The FBI decided on Monday it might not need Apple's help to unlock an iPhone 5C used by San Bernardino shooter Syed Farook. Now we may know why.

Cellebrite, a privately held Israeli company that specializes in transferring or extracting data from phones, is helping the FBI unlock the iPhone, according to a report in the Yedioth Ahronoth newspaper on Wednesday. If its method is successful, the FBI will no longer need Apple's help with the iPhone, unnamed industry sources told the paper.

Apple and the FBI were due to face off in court on Tuesday in order to resolve the feud over the iPhone. Apple refused to comply with the FBI's court order demanding that it create a special version of its iOS software that would undermine the iPhone's security. There were rumours that Apple engineers might refuse to carry out the project, but in the end, the court date was postponed after the FBI believed it had found a way to unlock the iPhone without Apple's help.

It's too soon to declare it a legal victory, Apple's lawyers said on Tuesday. If the alternative technique is not successful, the two parties will find themselves in court after all.

The FBI insists the court order is a one-time request. Apple, however, has spun this into a broader theme of protecting the data of its consumers.

Indeed, Apple is concentrating on beefing up its encryption. With the latest version of iOS, released on Monday, you will need to enter the user passcode to access iCloud data when you have two-factor authentication enabled.

The FBI, meanwhile, had asked Apple to provide it with a method to disable the auto-erase feature, which deletes the phone's data if you get the passcode wrong 10 times. This is where Cellebrite comes in.

Headquartered in Tel Aviv, the company makes a range of mobile data products used by the military, law enforcement and corporate security under the name of UFED. These, its website says, "enable the bit-for-bit extraction and in-depth decoding and analysis of data from thousands of mobile devices."

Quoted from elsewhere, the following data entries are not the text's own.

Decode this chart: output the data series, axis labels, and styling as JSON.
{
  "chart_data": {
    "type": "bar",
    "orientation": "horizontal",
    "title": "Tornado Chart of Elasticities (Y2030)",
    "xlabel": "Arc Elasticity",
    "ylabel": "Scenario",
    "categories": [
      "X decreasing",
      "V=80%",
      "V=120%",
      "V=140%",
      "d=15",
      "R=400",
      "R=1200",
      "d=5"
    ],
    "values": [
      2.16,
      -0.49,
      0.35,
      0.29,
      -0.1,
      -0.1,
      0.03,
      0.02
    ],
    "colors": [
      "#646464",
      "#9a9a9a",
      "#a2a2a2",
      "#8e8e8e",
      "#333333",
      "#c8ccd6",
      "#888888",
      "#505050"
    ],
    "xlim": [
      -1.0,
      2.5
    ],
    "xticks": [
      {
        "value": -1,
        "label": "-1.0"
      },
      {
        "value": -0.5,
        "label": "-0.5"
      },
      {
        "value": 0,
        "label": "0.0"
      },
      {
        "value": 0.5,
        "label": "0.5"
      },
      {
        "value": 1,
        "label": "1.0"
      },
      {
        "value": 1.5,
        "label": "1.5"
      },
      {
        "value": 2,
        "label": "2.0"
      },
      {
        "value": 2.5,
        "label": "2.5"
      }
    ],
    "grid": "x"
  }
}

One of the company's devices, the UFED Touch, can be used to bypass the pattern lock, passport or PIN for Android phones. It also offers the "widest support for extraction and decoding from Apple devices."

"I cannot offer any comment on this particular case," said a Cellebrite spokesman. "They have worked with the FBI in the past -- that is a matter of public record. I cannot speculate what their involvement may or may not be in this case."

"I am not able to comment on the identity of the outside party," said an FBI spokesman.